The other circumstances identified by plaintiff do not demonstrate that she was terminated based on her race. Neither the coworker's racial statement nor the alleged defacement of plaintiff's car can be attributed to the employer, but were the acts of private individuals. The undisputed evidence is that the employer did not condone such acts, calling the police to investigate the car vandalism, and discharging the coworker for her racial comment. Plaintiff's claim regarding the damage to her feet from the job is irrelevant to her claim of racial discrimination. Even assuming plaintiff's physical condition could somehow justify her excessive absenteeism, the undisputed evidence shows that Shilling did not know of this condition, and thus the evidence does not demonstrate that Shilling's reliance on plaintiff's absences was a pretext for racial discrimination.

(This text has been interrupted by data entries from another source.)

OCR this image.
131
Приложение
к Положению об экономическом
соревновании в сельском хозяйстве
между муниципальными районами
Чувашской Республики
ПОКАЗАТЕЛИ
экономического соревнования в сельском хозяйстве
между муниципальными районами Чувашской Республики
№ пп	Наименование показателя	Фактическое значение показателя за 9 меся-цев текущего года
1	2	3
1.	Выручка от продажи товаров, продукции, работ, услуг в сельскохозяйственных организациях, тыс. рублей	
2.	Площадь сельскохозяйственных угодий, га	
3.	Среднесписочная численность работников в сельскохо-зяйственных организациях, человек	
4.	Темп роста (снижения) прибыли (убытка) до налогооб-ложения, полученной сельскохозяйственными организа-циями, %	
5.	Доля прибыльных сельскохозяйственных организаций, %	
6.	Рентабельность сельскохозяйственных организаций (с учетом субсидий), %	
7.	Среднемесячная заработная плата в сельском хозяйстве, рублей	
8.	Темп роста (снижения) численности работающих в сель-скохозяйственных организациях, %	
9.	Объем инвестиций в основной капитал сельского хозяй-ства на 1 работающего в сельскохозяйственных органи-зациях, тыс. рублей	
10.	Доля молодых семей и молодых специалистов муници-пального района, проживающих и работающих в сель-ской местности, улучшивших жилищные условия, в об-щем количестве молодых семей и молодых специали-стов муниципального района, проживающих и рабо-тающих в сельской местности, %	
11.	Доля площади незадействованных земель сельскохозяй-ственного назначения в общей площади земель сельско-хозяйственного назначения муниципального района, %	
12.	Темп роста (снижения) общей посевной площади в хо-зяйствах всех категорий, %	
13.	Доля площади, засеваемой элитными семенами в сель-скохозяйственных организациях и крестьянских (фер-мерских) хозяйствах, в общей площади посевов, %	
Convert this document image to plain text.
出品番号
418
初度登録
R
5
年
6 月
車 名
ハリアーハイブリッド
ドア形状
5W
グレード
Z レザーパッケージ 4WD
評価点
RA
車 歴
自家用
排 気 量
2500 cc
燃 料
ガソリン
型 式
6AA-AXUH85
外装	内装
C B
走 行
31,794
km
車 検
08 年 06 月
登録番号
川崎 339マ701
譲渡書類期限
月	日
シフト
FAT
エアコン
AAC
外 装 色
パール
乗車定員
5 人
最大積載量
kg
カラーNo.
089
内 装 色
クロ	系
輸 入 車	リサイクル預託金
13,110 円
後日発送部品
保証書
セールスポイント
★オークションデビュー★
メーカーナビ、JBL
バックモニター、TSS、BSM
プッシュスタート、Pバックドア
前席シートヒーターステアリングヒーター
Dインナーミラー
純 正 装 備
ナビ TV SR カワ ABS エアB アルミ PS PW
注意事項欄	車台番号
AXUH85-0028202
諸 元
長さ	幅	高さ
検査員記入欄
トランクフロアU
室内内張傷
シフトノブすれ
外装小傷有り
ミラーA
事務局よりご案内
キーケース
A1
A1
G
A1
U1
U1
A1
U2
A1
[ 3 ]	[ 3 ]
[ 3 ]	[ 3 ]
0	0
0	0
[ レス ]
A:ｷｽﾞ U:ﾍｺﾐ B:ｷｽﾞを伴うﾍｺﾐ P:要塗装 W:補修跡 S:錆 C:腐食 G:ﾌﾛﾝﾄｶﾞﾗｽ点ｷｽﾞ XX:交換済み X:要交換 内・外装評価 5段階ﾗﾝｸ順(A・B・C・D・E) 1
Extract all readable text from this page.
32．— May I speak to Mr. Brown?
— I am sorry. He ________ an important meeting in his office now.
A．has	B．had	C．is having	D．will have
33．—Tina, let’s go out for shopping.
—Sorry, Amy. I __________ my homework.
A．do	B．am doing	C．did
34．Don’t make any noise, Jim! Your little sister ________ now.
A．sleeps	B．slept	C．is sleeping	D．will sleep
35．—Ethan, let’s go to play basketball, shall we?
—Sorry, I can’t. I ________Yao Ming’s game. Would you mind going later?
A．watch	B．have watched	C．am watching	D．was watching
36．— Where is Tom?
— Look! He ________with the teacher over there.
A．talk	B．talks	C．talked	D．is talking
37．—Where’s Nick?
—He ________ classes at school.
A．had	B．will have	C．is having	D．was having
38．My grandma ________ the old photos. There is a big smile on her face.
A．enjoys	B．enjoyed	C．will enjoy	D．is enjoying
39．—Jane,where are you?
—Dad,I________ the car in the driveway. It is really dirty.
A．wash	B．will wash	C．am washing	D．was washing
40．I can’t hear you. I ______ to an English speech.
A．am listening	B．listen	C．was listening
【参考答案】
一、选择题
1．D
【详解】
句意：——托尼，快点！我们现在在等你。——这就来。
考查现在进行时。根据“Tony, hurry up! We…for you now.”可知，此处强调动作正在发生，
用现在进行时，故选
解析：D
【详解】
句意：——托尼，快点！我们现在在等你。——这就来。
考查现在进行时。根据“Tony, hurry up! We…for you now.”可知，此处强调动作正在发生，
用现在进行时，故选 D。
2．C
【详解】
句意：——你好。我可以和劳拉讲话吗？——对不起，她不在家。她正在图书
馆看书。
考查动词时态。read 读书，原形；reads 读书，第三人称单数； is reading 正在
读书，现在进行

The judgment of the United States District Court for the District of Kansas is AFFIRMED.

Entered for the Court

Monroe G. McKay

Circuit Judge

Click footnote number to return to corresponding location in the text.

*. This order and judgment is not binding precedent, except under the doctrines of law of the case, res judicata, and collateral estoppel. The court generally disfavors the citation of orders and judgments; nevertheless, an order and judgment may be cited under the terms and conditions of 10th Cir. R. 36.3.

1. It is true that the conduct for which plaintiff was fired tangentially involved race in that plaintiff was threatening violence if her coworker repeated a racial epithet. This is not the same as terminating plaintiff because of her race, however. Shilling's documents and the human resources manager's statements show that plaintiff was terminated for the conduct of threatening violence against a coworker after being admonished that such behavior could result in termination, without regard to the underlying reason for plaintiff's threat.

2. The timing of the white coworker's discharge is hotly contested in this case. In her deposition, plaintiff alleges that the white coworker was not terminated until several weeks after plaintiff's discharge. In response, Shilling submitted several affidavits attesting that the coworker was terminated on the same day as plaintiff, and submitted a termination letter signed by the coworker on October 18, 1996. Because this is a summary judgment, however, we accept plaintiff's version of the facts as true.